Focus on Team Health
Team health sums up the ability of the team to work together as a stable, coherent group. Collaboration is facilitated by the quality of the relationships between the team members, founded on a culture of trust. Healthy teams are teams that are able to disagree and use that disagreement to improve the work they are doing and how that work is done.
In A Nutshell
Every team goes through periods when it does not function at its optimum. Personal circumstances, changes in the organisation or other factors create friction within the team. Rigour and discipline declines, rate of delivery and quality of service are reduced. Teams need to be transparent and honest about the condition of the team - but this openness can be challenging to achieve if there is conflict within the team.
Team health can also suffer if the context surrounding the team is not supportive. Problems may be created because there are problems with Product Health. If the organisation is not protective of the autonomy of the team, it may be disrupted by management action outside the team.
Teams need to be aware of the signs that team health is declining. Leadership must be observant and provide advice and guidance to teams that are in danger of falling into dysfunction.
Practices
Acting On Feedback
An alternative to assessing the health of the team is to assess the health of the product they are working on. Product Health focuses on the whole product life-cycle; it covers both rate of development and quality of service. Product Health assessment recognises that the health of many teams is largely determined by the context in which they work. In a scaled environment, multiple teams can participate in the assessment of the same product.

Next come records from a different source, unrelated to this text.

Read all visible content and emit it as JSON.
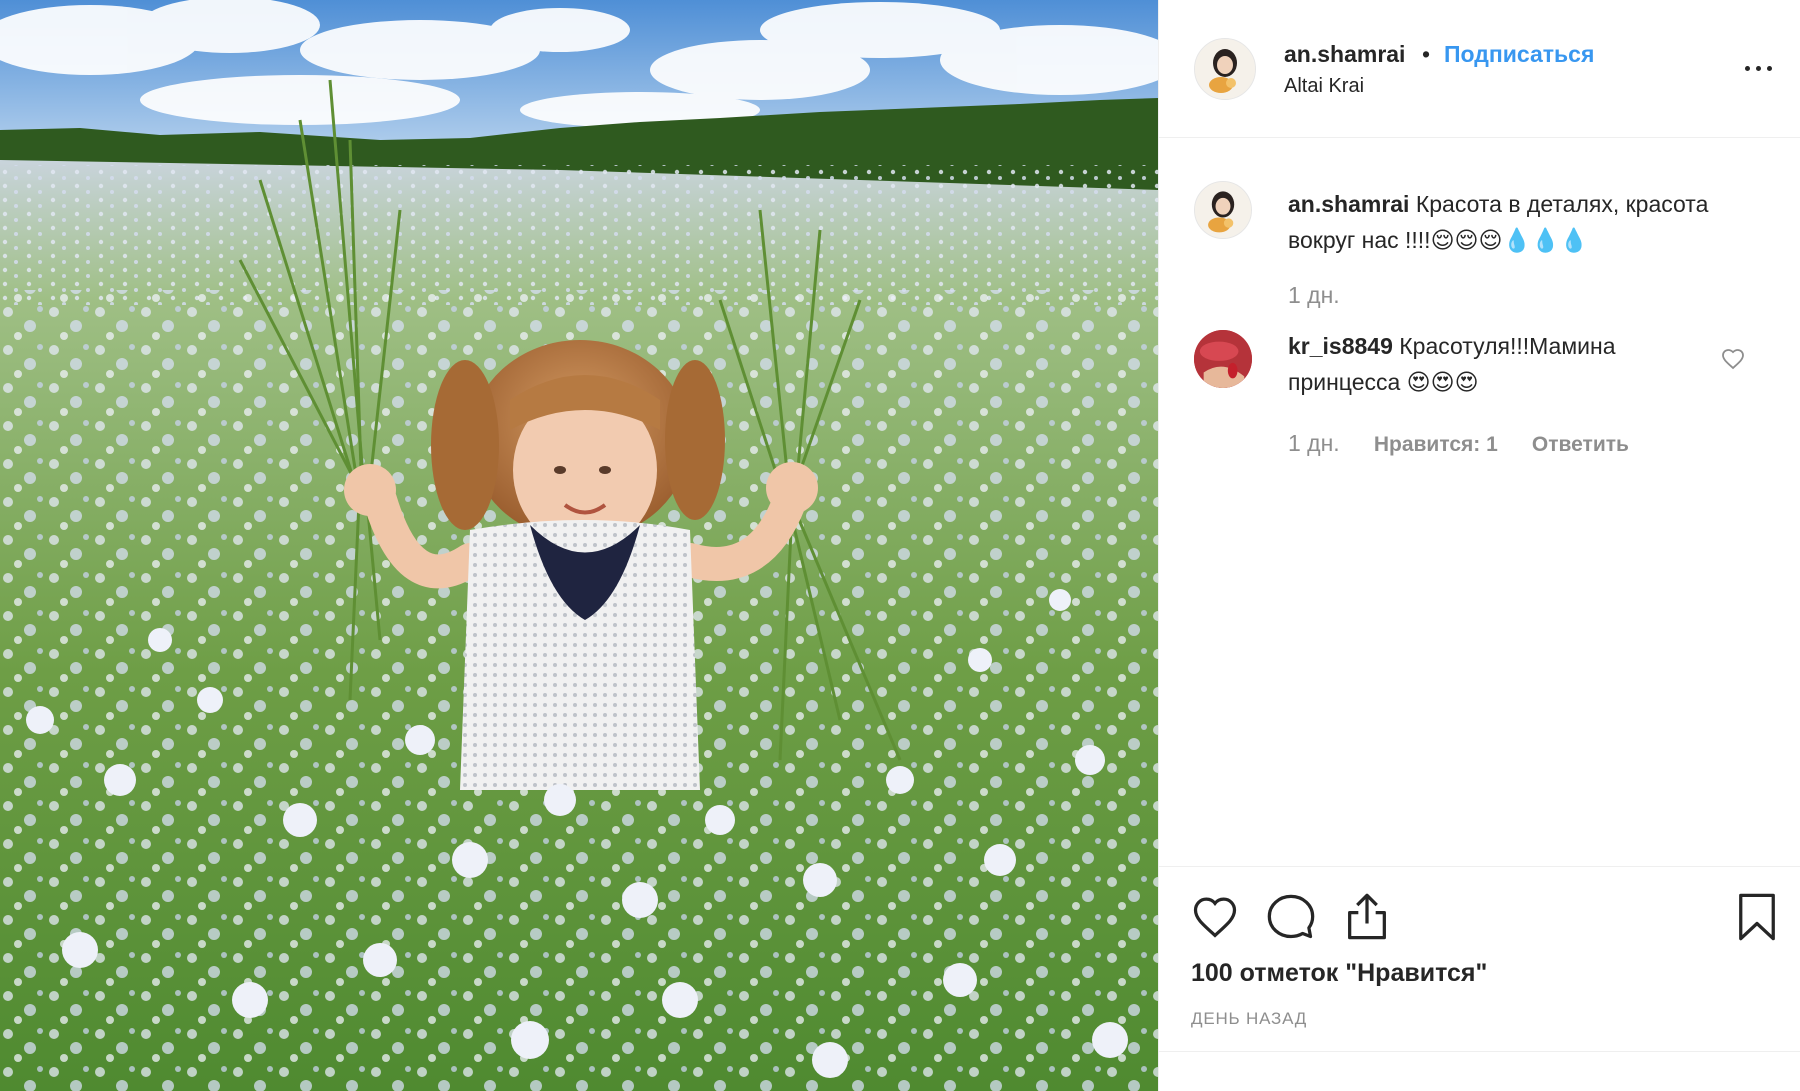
{
  "post": {
    "username": "an.shamrai",
    "separator": "•",
    "follow_label": "Подписаться",
    "location": "Altai Krai"
  },
  "caption": {
    "username": "an.shamrai",
    "text": "Красота в деталях, красота вокруг нас !!!!😌😌😌💧💧💧",
    "time": "1 дн."
  },
  "comments": [
    {
      "username": "kr_is8849",
      "text": "Красотуля!!!Мамина принцесса 😍😍😍",
      "time": "1 дн.",
      "likes_label": "Нравится: 1",
      "reply_label": "Ответить"
    }
  ],
  "actions": {
    "like_icon": "heart-icon",
    "comment_icon": "comment-icon",
    "share_icon": "share-icon",
    "save_icon": "bookmark-icon"
  },
  "likes_count": "100 отметок \"Нравится\"",
  "post_date": "ДЕНЬ НАЗАД",
  "colors": {
    "link": "#3897f0",
    "text": "#262626",
    "muted": "#8e8e8e",
    "border": "#efefef"
  }
}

Teams are encouraged to evaluate their own team health using a set of objective criteria. These criteria may be shared across multiple teams. Regular assessment of team health supports the analysis of trends. Individual trends typically reflect work undertaken by specific teams to resolve issues. Trends seen across multiple teams may also reflect the effect of changes made organisationally.
New teams climb a steep learning curve and must progress through the stages of the group development model. Existing teams may experience periods of reduced performance, turbulence or conflict. These are circumstances in which it is desirable to support the team with coaching. Coaching helps guide the team as it acquires new knowledge or as it navigates its problems.
Frequent, effective feedback is central to the agile mindset - it is at the heart of how we inspect and adapt in order to get better at what we do. Personal feedback is one of the most valuable ways of improving our agile performance. It is also one of the most challenging aspects of anAgileMind. It is challenging both for those who give the feedback and for those receiving it too.
The Sprint Retrospective is a Scrum event. Its purpose is to allow the team to inspect and adapt its way of working, the functioning of the team, the working context and all other factors which may impact the team’s ability to deliver its goals. Some factors the team have direct control over, other factors will require external influence to change.
To deliver and support the product the team needs a full range of skills to avoid reliance on other teams, experts and other potential points of failure. The team needs to sustain its abilities in the face of inevitable changes in membership. It also needs to take account of developments in the technology it already uses and of the need to adopt new technologies that may be forecast in the product’s roadmap.
The capacity of the teams delivering a product constrains the rate at which new features can be added and feature improvements delivered. Sustaining capacity relative to demand over time is important because of the high cost of trying to change quickly. The rate of change of capacity is limited by the requirement for teams to adjust to changing membership and for new team members to acquire the ability to deliver.